Re-regulate the Friendly Skies?

In Monica Prasad’s brilliant The Politics of Free Markets, she describes the changing ideological valence of “deregulation,” which began as a pro-consumer cause identified with the left to a pro-business cause identified with the right. Yes, it can be pro-market and both pro-consumer and pro-business. But as Prasad explains, the early champions of deregulation, led by Ted Kennedy, Stephen Breyer (yes, that Stephen Breyer), and Ralph Nader were primarily interested that entrenched the power of particular corporations. During the Reagan administration, the emphasis of deregulation shifted to what Prasad calls social regulations, to which all firms were subject — thus, in theory, not lending a competitive advantage to some firms over others. Now, I actually think this view is a little confused. Large, well-capitalized multinationals are better able to bear the brunt of social regulations, right? There are subtleties here, but regardless, it’s an interesting view about how deregulation meant one thing at one time and an entirely different thing at another time.

So I was struck by Richard Posner’s latest, in which he mulls over what to do about airline service, in particular the epidemic of delays that plagues airline service. After offering a pretty persuasive explanation, he proposes — shockingly! — bringing back the Civil Aeronautics Board, the obliteration of which was the first great triumph of deregulation during the Carter era. One senses he’s not entirely serious. Posner ends with a more plausible and less unappetizing fix.

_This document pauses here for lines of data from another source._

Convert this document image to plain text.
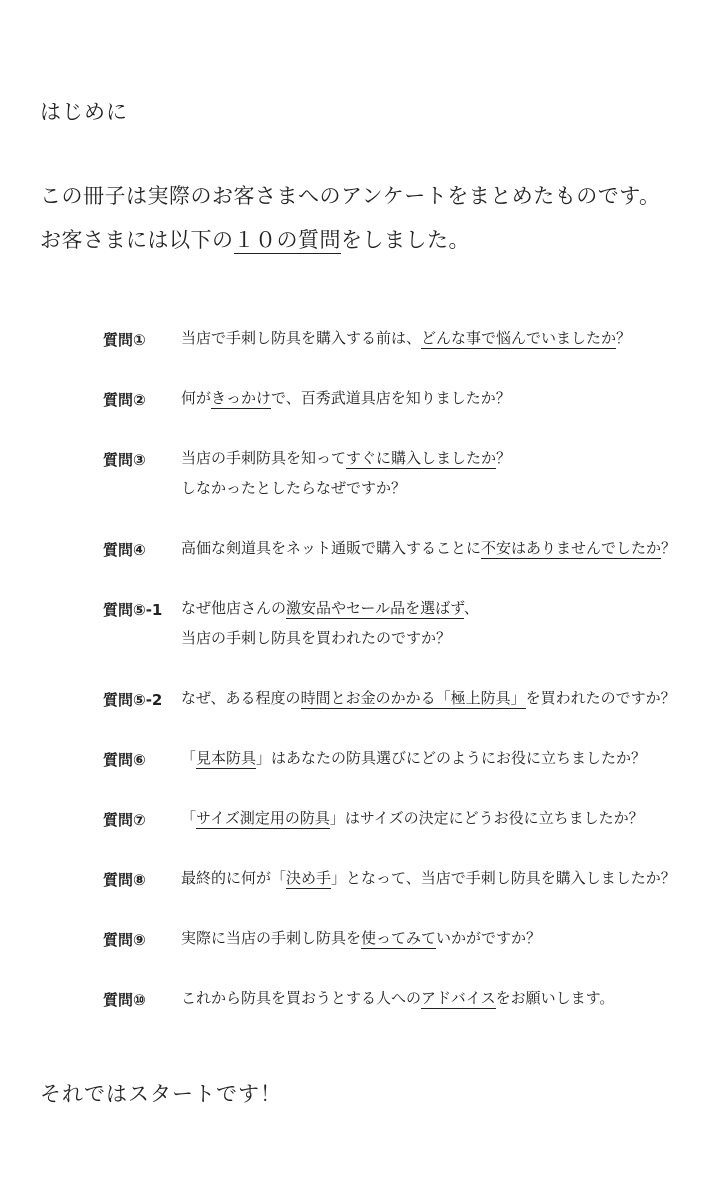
はじめに
この冊子は実際のお客さまへのアンケートをまとめたものです。
お客さまには以下の１０の質問をしました。
質問① 当店で手刺し防具を購入する前は、どんな事で悩んでいましたか？
質問② 何がきっかけで、百秀武道具店を知りましたか？
質問③ 当店の手刺防具を知ってすぐに購入しましたか？
しなかったとしたらなぜですか？
質問④ 高価な剣道具をネット通販で購入することに不安はありませんでしたか？
質問⑤-1 なぜ他店さんの激安品やセール品を選ばず、
当店の手刺し防具を買われたのですか？
質問⑤-2 なぜ、ある程度の時間とお金のかかる「極上防具」を買われたのですか？
質問⑥ 「見本防具」はあなたの防具選びにどのようにお役に立ちましたか？
質問⑦ 「サイズ測定用の防具」はサイズの決定にどうお役に立ちましたか？
質問⑧ 最終的に何が「決め手」となって、当店で手刺し防具を購入しましたか？
質問⑨ 実際に当店の手刺し防具を使ってみていかがですか？
質問⑩ これから防具を買おうとする人へのアドバイスをお願いします。
それではスタートです！
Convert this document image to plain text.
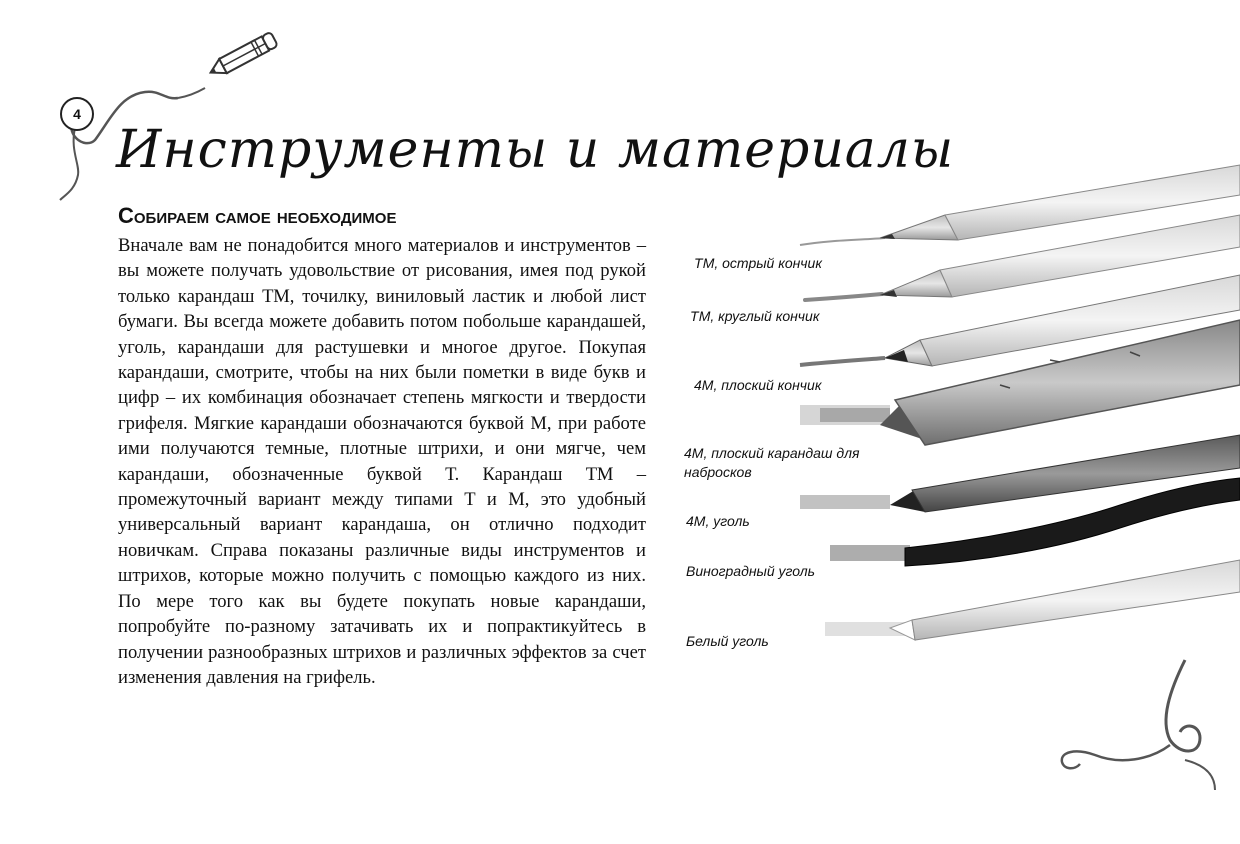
4
Инструменты и материалы
Собираем самое необходимое

Вначале вам не понадобится много материалов и инструментов – вы можете получать удовольствие от рисования, имея под рукой только карандаш ТМ, точилку, виниловый ластик и любой лист бумаги. Вы всегда можете добавить потом побольше карандашей, уголь, карандаши для растушевки и многое другое. Покупая карандаши, смотрите, чтобы на них были пометки в виде букв и цифр – их комбинация обозначает степень мягкости и твердости грифеля. Мягкие карандаши обозначаются буквой М, при работе ими получаются темные, плотные штрихи, и они мягче, чем карандаши, обозначенные буквой Т. Карандаш ТМ – промежуточный вариант между типами Т и М, это удобный универсальный вариант карандаша, он отлично подходит новичкам. Справа показаны различные виды инструментов и штрихов, которые можно получить с помощью каждого из них. По мере того как вы будете покупать новые карандаши, попробуйте по-разному затачивать их и попрактикуйтесь в получении разнообразных штрихов и различных эффектов за счет изменения давления на грифель.

ТМ, острый кончик

ТМ, круглый кончик

4М, плоский кончик

4М, плоский карандаш для набросков

4М, уголь

Виноградный уголь

Белый уголь
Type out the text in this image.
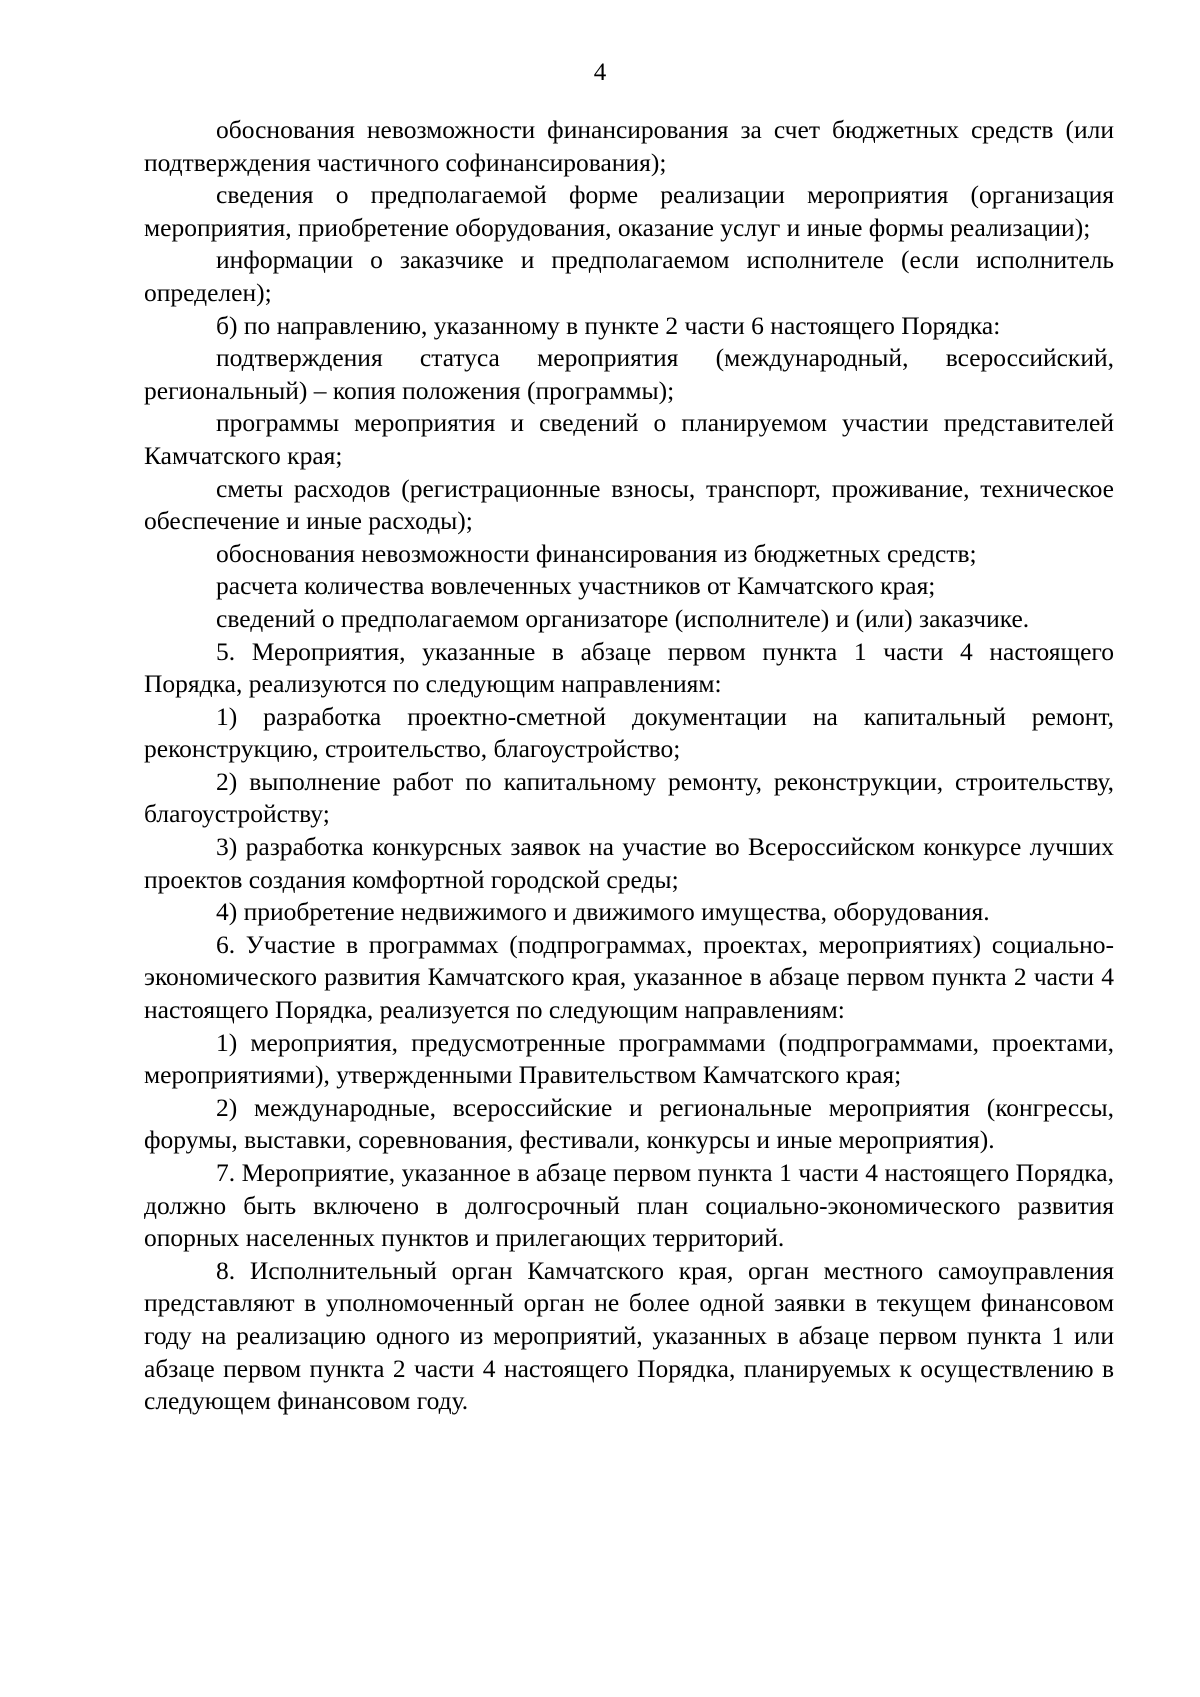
4

обоснования невозможности финансирования за счет бюджетных средств (или подтверждения частичного софинансирования);

сведения о предполагаемой форме реализации мероприятия (организация мероприятия, приобретение оборудования, оказание услуг и иные формы реализации);

информации о заказчике и предполагаемом исполнителе (если исполнитель определен);

б) по направлению, указанному в пункте 2 части 6 настоящего Порядка:

подтверждения статуса мероприятия (международный, всероссийский, региональный) – копия положения (программы);

программы мероприятия и сведений о планируемом участии представителей Камчатского края;

сметы расходов (регистрационные взносы, транспорт, проживание, техническое обеспечение и иные расходы);

обоснования невозможности финансирования из бюджетных средств;

расчета количества вовлеченных участников от Камчатского края;

сведений о предполагаемом организаторе (исполнителе) и (или) заказчике.

5. Мероприятия, указанные в абзаце первом пункта 1 части 4 настоящего Порядка, реализуются по следующим направлениям:

1) разработка проектно-сметной документации на капитальный ремонт, реконструкцию, строительство, благоустройство;

2) выполнение работ по капитальному ремонту, реконструкции, строительству, благоустройству;

3) разработка конкурсных заявок на участие во Всероссийском конкурсе лучших проектов создания комфортной городской среды;

4) приобретение недвижимого и движимого имущества, оборудования.

6. Участие в программах (подпрограммах, проектах, мероприятиях) социально-экономического развития Камчатского края, указанное в абзаце первом пункта 2 части 4 настоящего Порядка, реализуется по следующим направлениям:

1) мероприятия, предусмотренные программами (подпрограммами, проектами, мероприятиями), утвержденными Правительством Камчатского края;

2) международные, всероссийские и региональные мероприятия (конгрессы, форумы, выставки, соревнования, фестивали, конкурсы и иные мероприятия).

7. Мероприятие, указанное в абзаце первом пункта 1 части 4 настоящего Порядка, должно быть включено в долгосрочный план социально-экономического развития опорных населенных пунктов и прилегающих территорий.

8. Исполнительный орган Камчатского края, орган местного самоуправления представляют в уполномоченный орган не более одной заявки в текущем финансовом году на реализацию одного из мероприятий, указанных в абзаце первом пункта 1 или абзаце первом пункта 2 части 4 настоящего Порядка, планируемых к осуществлению в следующем финансовом году.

A better alternative than any I have discussed thus far would be a heavy tax on airline transportation, with the tax rate varying according to the contribution of a particular route, time, or type of plane to congestion (for example, in general large planes would be taxed less heavily per passenger than small ones, because for a given number of passengers there are fewer big planes to clog the airways and runways than there would be small ones). To the extent effective, the tax would eliminate the deadweight cost of congestion.

And of course this would also have environmental benefits. I like it. Naturally I wonder if our regulators will be capable of making the fine-grained decisions necessary, but my sense is that the likely alternatives are even more intrusive.